A children’s home was interested in having only her new born baby. Dilani had no support from anyone- but she made up her mind to keep the baby and face life as a strong, empowered young woman. She met the Chairperson of the National Child Protection Authority (NCPA) after returning from hospital with her baby. Through a court order she moved into the safe house of the Authority. Her husband was contacted and they decided to get married and today she is working as a government school teacher and living happily with her husband and two daughters. If the NCPA had not temporarily housed and looked after Dilani and her baby until she could stand on her own two feet, Sheena would have been a ‘nobody’s darling’ like the thousands of children who are languishing in the violent, cold, love-less spaces that people refer to as ‘Child Development Centres’ and in common parlance, Orphanages in Sri Lanka.
Kanthi was abandoned by her mother as soon as she was born. The little village tea kiosk near her house took the newborn baby and fed the little child milk from packets of Nestomalt and brought up the child. A woman in the village became Kanthi’s foster mother. But when she was ten years old, she ran away. She was placed in different orphanages. She grew up to be a very aggressive teenager. She was violent and diffident and was a misfit at school and at the orphanage. She started a love affair on the way to school and when there was opposition; she drank poison. An ambulance took her to a nearby Base Hospital where she was pronounced dead on admission.
Her ‘body’ was kept in the mortuary of the hospital and a visiting foreign doctor who was taken around the hospital on a familiarization tour saw her toes moving and sent her back to the ward where she was treated and sent back to another orphanage.
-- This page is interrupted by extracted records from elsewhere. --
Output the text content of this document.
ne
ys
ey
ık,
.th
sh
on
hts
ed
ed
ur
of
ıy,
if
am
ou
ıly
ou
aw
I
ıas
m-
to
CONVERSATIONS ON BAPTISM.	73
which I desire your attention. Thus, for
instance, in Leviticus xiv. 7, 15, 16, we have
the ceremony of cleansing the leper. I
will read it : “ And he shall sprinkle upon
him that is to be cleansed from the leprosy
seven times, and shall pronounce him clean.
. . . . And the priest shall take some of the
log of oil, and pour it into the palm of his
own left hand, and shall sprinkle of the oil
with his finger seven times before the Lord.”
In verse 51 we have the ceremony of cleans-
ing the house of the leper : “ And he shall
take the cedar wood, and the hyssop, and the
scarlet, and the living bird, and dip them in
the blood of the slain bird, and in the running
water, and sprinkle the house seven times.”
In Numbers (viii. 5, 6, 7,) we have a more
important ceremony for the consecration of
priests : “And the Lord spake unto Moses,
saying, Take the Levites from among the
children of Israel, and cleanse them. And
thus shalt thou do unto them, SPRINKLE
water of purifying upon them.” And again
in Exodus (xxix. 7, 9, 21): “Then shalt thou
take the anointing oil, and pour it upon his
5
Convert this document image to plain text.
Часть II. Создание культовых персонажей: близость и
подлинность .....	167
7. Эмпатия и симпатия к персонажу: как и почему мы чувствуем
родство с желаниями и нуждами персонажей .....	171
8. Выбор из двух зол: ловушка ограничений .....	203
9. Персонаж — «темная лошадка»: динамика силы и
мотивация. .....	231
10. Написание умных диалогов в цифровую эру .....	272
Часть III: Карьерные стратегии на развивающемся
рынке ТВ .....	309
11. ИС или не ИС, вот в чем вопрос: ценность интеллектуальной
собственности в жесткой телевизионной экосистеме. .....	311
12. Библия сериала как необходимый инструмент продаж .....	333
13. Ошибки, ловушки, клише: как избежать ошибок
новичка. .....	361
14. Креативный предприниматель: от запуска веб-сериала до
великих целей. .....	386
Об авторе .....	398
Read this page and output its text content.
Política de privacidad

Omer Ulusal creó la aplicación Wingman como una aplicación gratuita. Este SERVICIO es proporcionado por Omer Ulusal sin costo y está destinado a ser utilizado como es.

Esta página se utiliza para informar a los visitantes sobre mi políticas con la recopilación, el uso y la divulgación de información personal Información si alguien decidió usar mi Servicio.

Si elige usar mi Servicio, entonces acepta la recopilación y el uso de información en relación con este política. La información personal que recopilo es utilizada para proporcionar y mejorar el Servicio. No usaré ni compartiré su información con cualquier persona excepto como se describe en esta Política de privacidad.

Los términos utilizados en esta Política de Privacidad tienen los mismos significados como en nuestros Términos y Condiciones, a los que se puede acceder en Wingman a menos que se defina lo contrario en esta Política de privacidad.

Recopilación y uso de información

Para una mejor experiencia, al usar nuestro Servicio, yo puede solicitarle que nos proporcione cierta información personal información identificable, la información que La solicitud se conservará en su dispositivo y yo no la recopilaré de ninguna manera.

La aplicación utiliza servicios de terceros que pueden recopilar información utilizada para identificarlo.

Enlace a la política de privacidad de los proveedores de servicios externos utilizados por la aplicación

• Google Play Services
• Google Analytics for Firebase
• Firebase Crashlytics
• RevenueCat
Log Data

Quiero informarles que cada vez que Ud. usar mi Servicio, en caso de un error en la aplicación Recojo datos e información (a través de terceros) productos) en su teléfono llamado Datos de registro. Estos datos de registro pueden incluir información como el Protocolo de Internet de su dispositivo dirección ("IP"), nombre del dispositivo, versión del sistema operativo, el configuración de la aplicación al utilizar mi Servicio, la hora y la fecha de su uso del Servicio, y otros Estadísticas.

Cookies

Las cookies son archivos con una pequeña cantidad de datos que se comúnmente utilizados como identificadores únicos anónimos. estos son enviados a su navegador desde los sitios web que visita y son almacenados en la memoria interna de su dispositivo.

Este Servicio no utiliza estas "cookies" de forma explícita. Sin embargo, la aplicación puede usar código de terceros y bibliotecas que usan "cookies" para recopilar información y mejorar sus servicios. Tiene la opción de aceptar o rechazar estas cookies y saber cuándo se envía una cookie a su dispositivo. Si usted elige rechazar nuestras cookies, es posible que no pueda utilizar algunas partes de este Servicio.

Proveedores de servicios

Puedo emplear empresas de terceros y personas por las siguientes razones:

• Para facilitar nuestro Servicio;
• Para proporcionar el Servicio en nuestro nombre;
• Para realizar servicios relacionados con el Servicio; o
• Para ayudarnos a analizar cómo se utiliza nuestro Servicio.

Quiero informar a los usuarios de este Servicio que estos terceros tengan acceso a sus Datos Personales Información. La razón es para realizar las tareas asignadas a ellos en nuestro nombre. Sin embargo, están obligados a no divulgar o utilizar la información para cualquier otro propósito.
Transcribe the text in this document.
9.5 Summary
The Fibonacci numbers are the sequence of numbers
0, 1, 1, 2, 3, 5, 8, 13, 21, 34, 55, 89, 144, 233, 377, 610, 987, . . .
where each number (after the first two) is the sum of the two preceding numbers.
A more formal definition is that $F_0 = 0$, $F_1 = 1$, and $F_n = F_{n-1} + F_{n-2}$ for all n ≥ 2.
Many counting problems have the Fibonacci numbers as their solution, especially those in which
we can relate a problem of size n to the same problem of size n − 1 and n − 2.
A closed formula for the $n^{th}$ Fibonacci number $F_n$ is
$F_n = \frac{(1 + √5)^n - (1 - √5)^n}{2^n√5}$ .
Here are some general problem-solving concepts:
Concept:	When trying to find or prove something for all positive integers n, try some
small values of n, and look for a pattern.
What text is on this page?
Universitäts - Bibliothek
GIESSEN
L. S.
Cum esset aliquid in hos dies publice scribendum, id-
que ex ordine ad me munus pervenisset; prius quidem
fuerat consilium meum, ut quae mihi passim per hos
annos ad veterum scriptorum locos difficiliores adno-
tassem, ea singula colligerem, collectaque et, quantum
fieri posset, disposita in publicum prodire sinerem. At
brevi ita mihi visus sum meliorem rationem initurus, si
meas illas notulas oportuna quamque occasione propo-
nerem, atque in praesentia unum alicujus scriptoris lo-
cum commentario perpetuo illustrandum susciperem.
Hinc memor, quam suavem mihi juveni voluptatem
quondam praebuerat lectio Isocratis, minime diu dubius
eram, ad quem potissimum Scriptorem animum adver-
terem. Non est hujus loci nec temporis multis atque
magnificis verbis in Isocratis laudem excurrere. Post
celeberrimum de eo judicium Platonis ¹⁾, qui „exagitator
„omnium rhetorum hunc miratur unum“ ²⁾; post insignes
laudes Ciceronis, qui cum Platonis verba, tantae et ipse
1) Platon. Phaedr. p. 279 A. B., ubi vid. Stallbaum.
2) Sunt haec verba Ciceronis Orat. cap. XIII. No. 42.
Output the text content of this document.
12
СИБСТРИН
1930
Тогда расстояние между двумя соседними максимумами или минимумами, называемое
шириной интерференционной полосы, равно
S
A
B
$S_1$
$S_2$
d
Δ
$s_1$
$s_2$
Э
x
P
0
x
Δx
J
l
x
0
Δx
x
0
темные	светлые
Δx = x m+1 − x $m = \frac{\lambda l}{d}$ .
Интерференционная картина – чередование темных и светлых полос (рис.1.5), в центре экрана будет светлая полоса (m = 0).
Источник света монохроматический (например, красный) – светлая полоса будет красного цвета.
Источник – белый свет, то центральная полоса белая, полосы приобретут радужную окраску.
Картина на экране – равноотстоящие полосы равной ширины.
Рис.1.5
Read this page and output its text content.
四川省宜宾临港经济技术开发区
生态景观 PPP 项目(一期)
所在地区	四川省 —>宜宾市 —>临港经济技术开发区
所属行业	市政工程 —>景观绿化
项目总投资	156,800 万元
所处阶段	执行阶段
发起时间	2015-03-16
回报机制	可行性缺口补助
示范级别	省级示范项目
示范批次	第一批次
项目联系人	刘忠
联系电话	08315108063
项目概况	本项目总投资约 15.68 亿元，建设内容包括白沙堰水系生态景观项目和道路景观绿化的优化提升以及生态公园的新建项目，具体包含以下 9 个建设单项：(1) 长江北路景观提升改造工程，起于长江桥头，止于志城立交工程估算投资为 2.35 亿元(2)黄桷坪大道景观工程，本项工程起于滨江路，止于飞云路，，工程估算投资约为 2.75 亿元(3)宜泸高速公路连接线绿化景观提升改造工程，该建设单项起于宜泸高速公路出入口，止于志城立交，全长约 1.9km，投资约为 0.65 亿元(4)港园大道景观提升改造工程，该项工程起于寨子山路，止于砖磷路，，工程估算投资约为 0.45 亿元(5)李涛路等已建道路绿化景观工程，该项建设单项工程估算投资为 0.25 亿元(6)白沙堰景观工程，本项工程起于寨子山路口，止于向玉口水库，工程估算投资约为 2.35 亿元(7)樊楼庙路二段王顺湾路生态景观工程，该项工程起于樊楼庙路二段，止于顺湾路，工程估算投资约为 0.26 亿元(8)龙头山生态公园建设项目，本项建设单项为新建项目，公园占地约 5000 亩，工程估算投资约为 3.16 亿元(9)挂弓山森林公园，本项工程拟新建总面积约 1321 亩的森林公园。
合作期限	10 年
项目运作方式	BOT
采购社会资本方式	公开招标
The carers their bullied Kanthi for having a love affair with a boy was ‘on drugs’ and for not valuing her life. She was taunted by them daily. She ran away from the orphanage and went to a garment factory to ask for a job. They handed her over to the Police. A Policeman followed her to the washroom and sexually harassed her. She bit his hand and injured him. She ended up in Prison with hardened criminals and offenders charged under the Prevention of Terrorism Act. When her prison sentence was over she was transferred to a Remand Home.
When working with these child survivors and listening to their heartrending stories the words penned by our own poetess Jean Arasanayagam comes to my mind:
“Among fawns and grass and flowers
They should be playing, their bare feet
Touched by dew, their interlocked sunshine eyes
Dazed like flies caught in the murky beams
Of dusty spider webs, it’s here in this playful
Forest that wolves creep out….”
Monica Naumann in her monograph titled ‘the effects of institutionalization on children’ concludes her research in the following words:
“While Sri Lanka delays in improving its child welfare system, the children currently residing in its institutions are falling behind psychologically, cognitively and physically. Without the nurturing environment provided by a dedicated family, these marginalized children are at increased risk for mental illnesses, cognitive delays in intelligence and speech and physical delays in growth and motor skills. As these compromised children mature into adults, their deficits will only compromise the surrounding community. Sri Lanka as a whole will suffer the effects of its citizens who have failed to meet their potential with higher rates of crime, vice and another generation who fail to nurture their children.
The writer is a lawyer and the founder of Sisters-at-Law which provides free legal services for abused girls and women and empowers them to integrate into society. One time Chairperson of the National Child Protection Authority of Sri Lanka, Marini’s advocacy has been internationally recognized.